“湘孑。要不你先回去吧,我和简余先生在这儿就行了。”micky走过来,轻轻拍了拍我的肩。
“……”我半个字没说,只有泪水流淌的声音在走廊里回荡。
micky也只好后退几步,站在门的左侧抿紧嘴唇。
“湘孑……你进来。”简余把我叫进来,我站起身,无数道淡白色的弧线从眼角慢慢往下划。

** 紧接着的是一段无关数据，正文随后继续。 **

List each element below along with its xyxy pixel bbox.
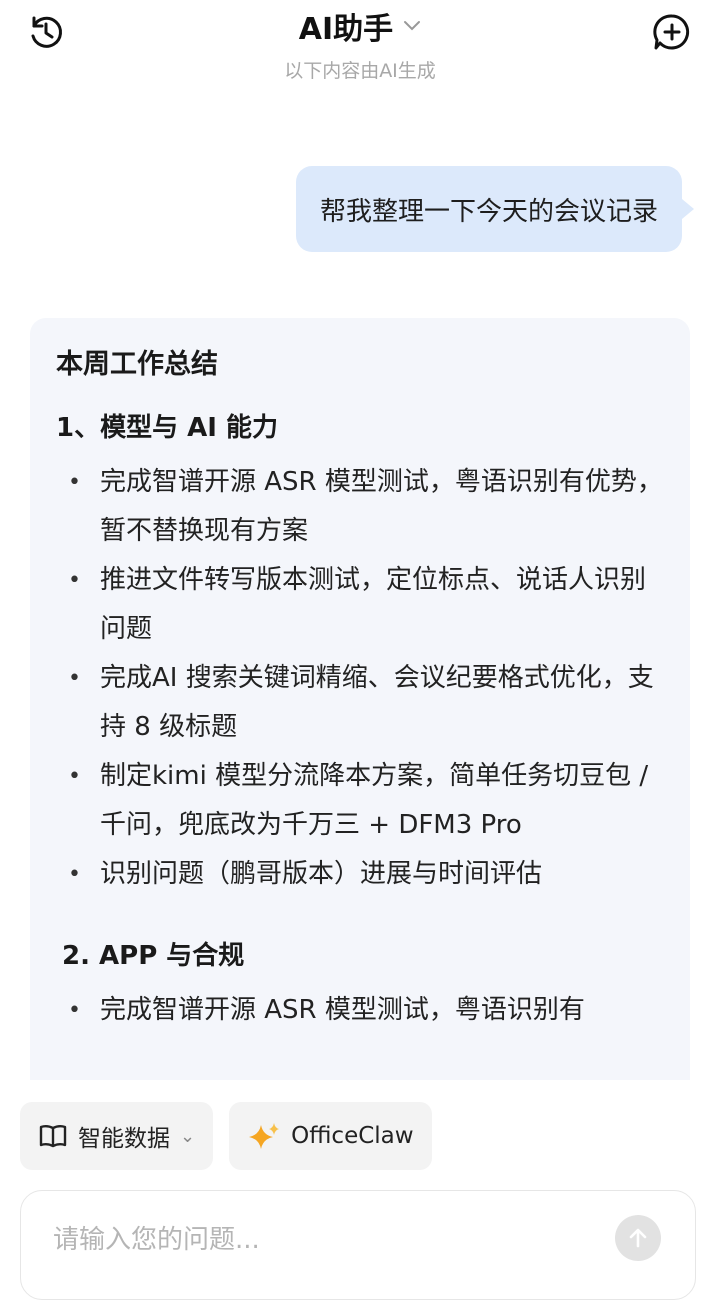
send-button[interactable] [615,1215,661,1261]
chat-area[interactable]: 帮我整理一下今天的会议记录 本周工作总结 1、模型与 AI 能力 完成智谱开源 … [0,90,720,1080]
list-item: 识别问题（鹏哥版本）进展与时间评估 [56,850,664,899]
list-item: 推进文件转写版本测试，定位标点、说话人识别问题 [56,556,664,654]
smart-data-label: 智能数据 [78,1126,170,1152]
page-title: AI助手 [298,12,394,47]
user-message-bubble: 帮我整理一下今天的会议记录 [295,166,695,252]
ai-reply-card: 本周工作总结 1、模型与 AI 能力 完成智谱开源 ASR 模型测试，粤语识别有… [30,318,690,1080]
list-item: 完成智谱开源 ASR 模型测试，粤语识别有 [56,986,664,1035]
quick-actions: 智能数据 ⌄ OfficeClaw [20,1102,432,1170]
user-message-text: 帮我整理一下今天的会议记录 [319,196,658,227]
new-chat-icon [653,14,690,50]
message-input-box [20,1190,696,1300]
list-item: 制定kimi 模型分流降本方案，简单任务切豆包 / 千问，兜底改为千万三 + D… [56,752,664,850]
list-item: 完成智谱开源 ASR 模型测试，粤语识别有优势，暂不替换现有方案 [56,458,664,556]
smart-data-chip[interactable]: 智能数据 ⌄ [20,1102,214,1170]
top-bar: AI助手 以下内容由AI生成 [0,0,720,90]
section-list: 完成智谱开源 ASR 模型测试，粤语识别有 [56,986,664,1035]
chevron-down-icon [404,21,421,31]
section-list: 完成智谱开源 ASR 模型测试，粤语识别有优势，暂不替换现有方案 推进文件转写版… [56,458,664,899]
new-chat-button[interactable] [650,10,694,54]
officeclaw-label: OfficeClaw [291,1123,414,1149]
title-block: AI助手 以下内容由AI生成 [0,4,720,83]
message-input[interactable] [51,1217,595,1263]
section-title: 1、模型与 AI 能力 [56,413,278,443]
chevron-down-icon: ⌄ [180,1125,196,1147]
assistant-selector[interactable]: AI助手 [299,4,421,48]
reply-heading: 本周工作总结 [56,349,218,380]
sparkle-icon [249,1123,280,1149]
ai-disclaimer: 以下内容由AI生成 [284,60,436,82]
section-title: 2. APP 与合规 [62,941,245,971]
list-item: 完成AI 搜索关键词精缩、会议纪要格式优化，支持 8 级标题 [56,654,664,752]
arrow-up-icon [629,1228,647,1248]
officeclaw-chip[interactable]: OfficeClaw [229,1102,432,1170]
book-icon [39,1125,67,1148]
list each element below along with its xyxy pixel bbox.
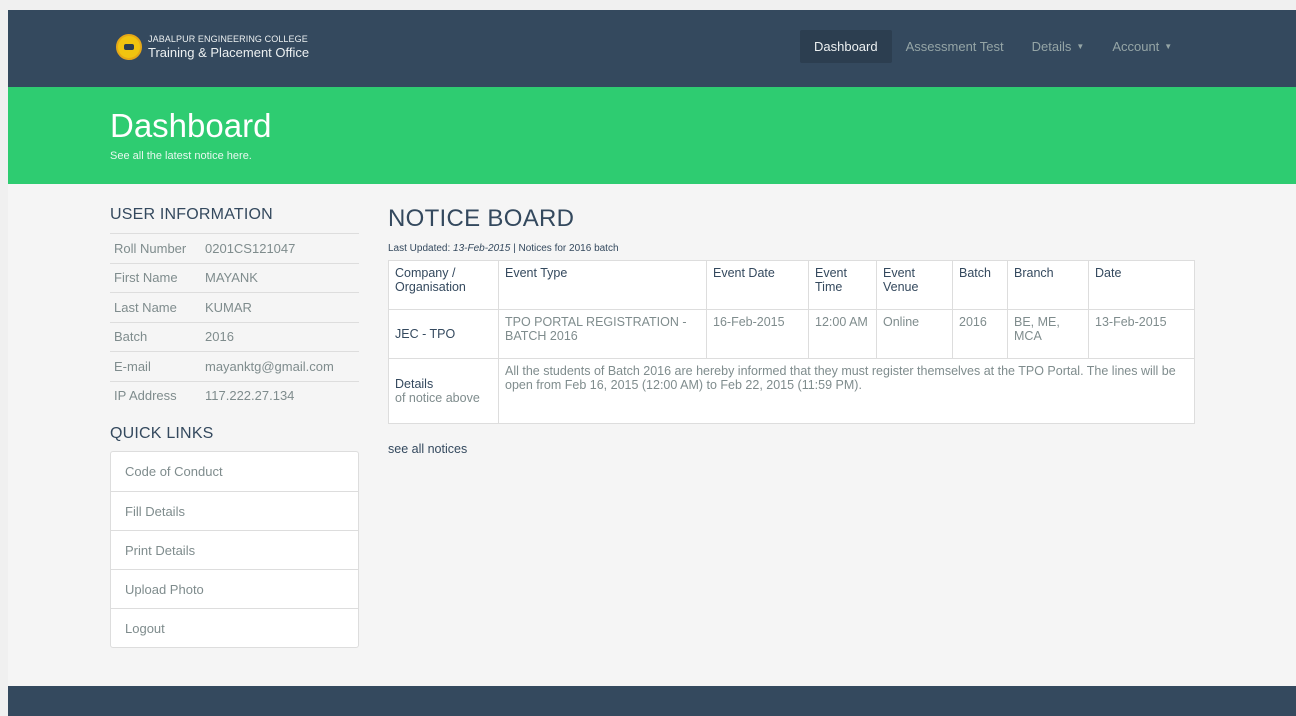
quick-link-code-of-conduct[interactable]: Code of Conduct xyxy=(111,452,358,491)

“禹彤给你的……他一直放在西装的口袋里。”他递给我一张cd,指了指沙发上的电脑。
“湘孑、也许你看到这张cd的时候,我已经离开了。也许,我已经变成了那颗最大最亮最美的星星在守护着你。恕我无能为力,不能知道你完成我的心愿了没。我真的真的很想你和我能够永远在一起,我发誓!我希望我还有下辈子,下辈子的路,如果不是和你一起走,我也就不走了!”我可能哭傻了,伸出了手碰了碰电脑屏幕上的他。
我在禹彤的病房里陪伴了整夜。我坐在靠近窗户的沙发上仰头望着天上最大最亮最美的那颗醒醒。嘴角渐渐浮起一丝微笑。我手中紧握着手机短信里,和他第一次短信聊天。我把禹彤的短信贴在胸口,感觉一阵温热。我又找出了禹彤的照片,照片上的他穿着黑色西装,干净的头顶,高高瘦瘦的样子,和模特一样,不说还不知道他的本职是作家呢。
黑色的天幕由无数颗闪亮的星星衬托。我们的距离很近,但是我们魂魄的距离很远。
“这是一首简单的小情歌,唱着人们心肠的曲折,我想我很快乐当有你的温热,脚边的空气转了,这是一首简单的小情歌,唱着我们心头的白鸽……”我轻轻哼着他手机铃声,就这样抱着膝盖,目不转睛地看了华丽的星空一整夜。
昔日的一切仿佛播电影一般“咻”地穿梭。
周禹彤说得对——“人死了痛苦什么,死的那个人都不痛苦,还轮不到别人来痛苦呢。”
现在我才明白,原来后面还有半句话被盖住了,后面的半句是——我死了,除了一个女孩要难过。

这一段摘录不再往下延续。